Reality television shows of today are the soap operas of yesterday.  It's dramatic, it's catty, it's everything a soap opera is only it's with real fake people, not fake real people.  I now understand why women like soap operas.  It's not about the show, the people or anything really.  It's an escape.  I vow to watch smutty women's TV because they drive better cars than me, wear fancier clothes, have more interesting lives, and most importantly, nobody else in my family can stand to watch it.  It's mine, all mine.  If I turn on the real housewives of Bulgaria, I am certain to have the television all to myself.  Sure, a kid or two may wander in and out of the room because I am having a snack and they are on snack patrol at all times, but they will certainly get bored quickly enough and leave again. 

I honestly don't care if Carlita and The Dame of Povania get into a fight with the well-known ferret lunch meat heiress.  It's just like watching high school all over again, and that makes me feel young.  Besides, I have a morbid curiosity about the lack of facial movement.  Look, she is crying, but nothing is happening.  Her mouth looks kind of sad and tears are rolling down her face but NOTHING ELSE IS MOVING!  It's interesting.  It's fascinating.  Did you know people with sweaty armpits put botox in them to keep the sweat down?  Really!  Perhaps I have gotten off the topic.  

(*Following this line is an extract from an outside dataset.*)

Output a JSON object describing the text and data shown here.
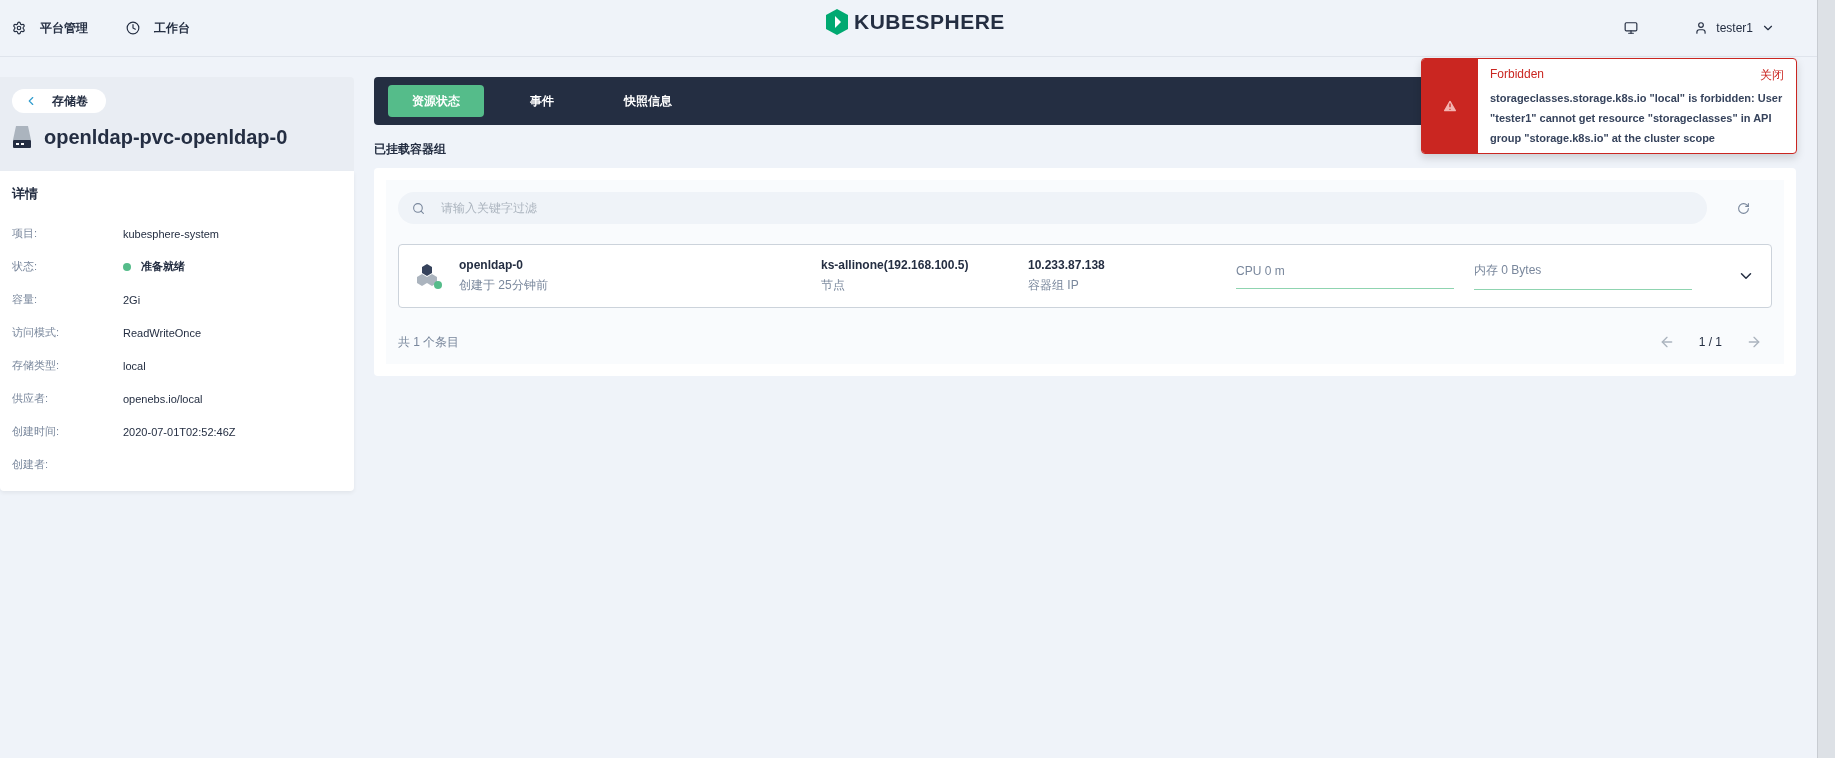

So, I guess what I am saying is that smutty television is just a coping mechanism.  Imagine a padded exercise stair in the back of a closet with a reality TV channel.  Wouldn't that be amazing?  Point made.

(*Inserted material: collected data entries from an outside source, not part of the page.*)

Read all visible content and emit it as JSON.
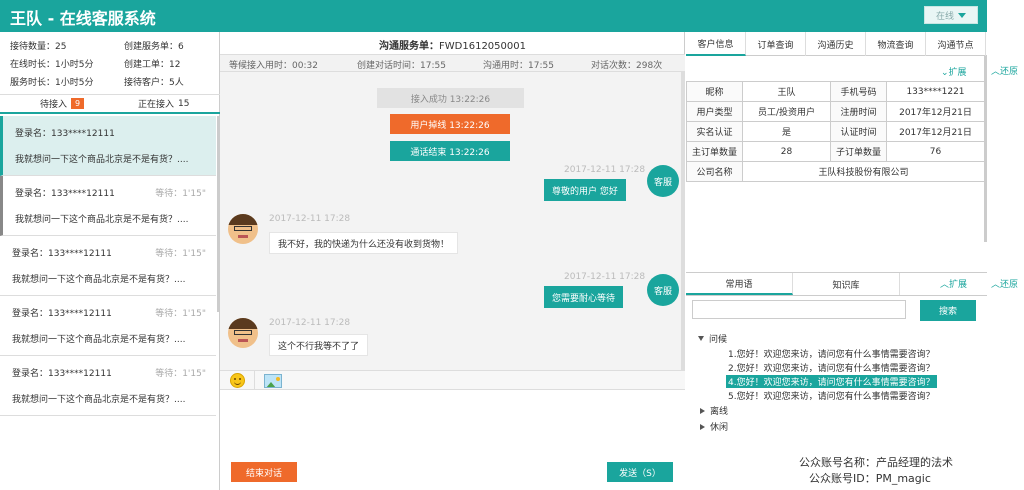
{
  "app": {
    "title": "王队 - 在线客服系统",
    "status": "在线"
  },
  "stats": [
    {
      "label": "接待数量：25"
    },
    {
      "label": "创建服务单：6"
    },
    {
      "label": "在线时长：1小时5分"
    },
    {
      "label": "创建工单：12"
    },
    {
      "label": "服务时长：1小时5分"
    },
    {
      "label": "接待客户：5人"
    }
  ],
  "queue_tabs": {
    "waiting_label": "待接入",
    "waiting_count": "9",
    "serving_label": "正在接入",
    "serving_count": "15"
  },
  "queue": [
    {
      "name": "登录名：133****12111",
      "wait": "",
      "msg": "我就想问一下这个商品北京是不是有货？...."
    },
    {
      "name": "登录名：133****12111",
      "wait": "等待：1'15\"",
      "msg": "我就想问一下这个商品北京是不是有货？...."
    },
    {
      "name": "登录名：133****12111",
      "wait": "等待：1'15\"",
      "msg": "我就想问一下这个商品北京是不是有货？...."
    },
    {
      "name": "登录名：133****12111",
      "wait": "等待：1'15\"",
      "msg": "我就想问一下这个商品北京是不是有货？...."
    },
    {
      "name": "登录名：133****12111",
      "wait": "等待：1'15\"",
      "msg": "我就想问一下这个商品北京是不是有货？...."
    }
  ],
  "chat": {
    "service_label": "沟通服务单：",
    "service_no": "FWD1612050001",
    "meta": [
      "等候接入用时：00:32",
      "创建对话时间：17:55",
      "沟通用时：17:55",
      "对话次数：298次"
    ],
    "sys": [
      "接入成功 13:22:26",
      "用户掉线 13:22:26",
      "通话结束 13:22:26"
    ],
    "agent_label": "客服",
    "messages": [
      {
        "time": "2017-12-11 17:28",
        "text": "尊敬的用户 您好"
      },
      {
        "time": "2017-12-11 17:28",
        "text": "我不好，我的快递为什么还没有收到货物！"
      },
      {
        "time": "2017-12-11 17:28",
        "text": "您需要耐心等待"
      },
      {
        "time": "2017-12-11 17:28",
        "text": "这个不行我等不了了"
      }
    ],
    "end_button": "结束对话",
    "send_button": "发送（S）"
  },
  "right_tabs": [
    "客户信息",
    "订单查询",
    "沟通历史",
    "物流查询",
    "沟通节点"
  ],
  "expand_label": "扩展",
  "restore_label": "还原",
  "customer": {
    "rows": [
      [
        "昵称",
        "王队",
        "手机号码",
        "133****1221"
      ],
      [
        "用户类型",
        "员工/投资用户",
        "注册时间",
        "2017年12月21日"
      ],
      [
        "实名认证",
        "是",
        "认证时间",
        "2017年12月21日"
      ],
      [
        "主订单数量",
        "28",
        "子订单数量",
        "76"
      ]
    ],
    "company_label": "公司名称",
    "company_value": "王队科技股份有限公司"
  },
  "bottom_tabs": [
    "常用语",
    "知识库"
  ],
  "search": {
    "placeholder": "",
    "button": "搜索"
  },
  "tree": {
    "greeting": "问候",
    "items": [
      "1.您好！欢迎您来访，请问您有什么事情需要咨询？",
      "2.您好！欢迎您来访，请问您有什么事情需要咨询？",
      "4.您好！欢迎您来访，请问您有什么事情需要咨询？",
      "5.您好！欢迎您来访，请问您有什么事情需要咨询？"
    ],
    "offline": "离线",
    "idle": "休闲"
  },
  "watermark": {
    "line1": "公众账号名称：产品经理的法术",
    "line2": "公众账号ID：PM_magic"
  },
  "colors": {
    "accent": "#1aa59d",
    "warn": "#ef6a2b"
  }
}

Motherhood has reached far beyond my expectations.  Sometimes I am an amazing mom, and sometimes I forget how many children I have while I am in public.  It has been the most unpredictable adventure of my life. I like to think that the handprint jelly stain on my blue blouse will just be a reminder of how sweet and little they once were.  Perhaps I will just add it to the hoard of artwork and crafts that I save next to my exercise step in the back of my closet.  The days sure do go quickly and I don't want to miss anything. Secretly, I think the kids realize this and that's why they keep us awake.  They really are smart little boogers.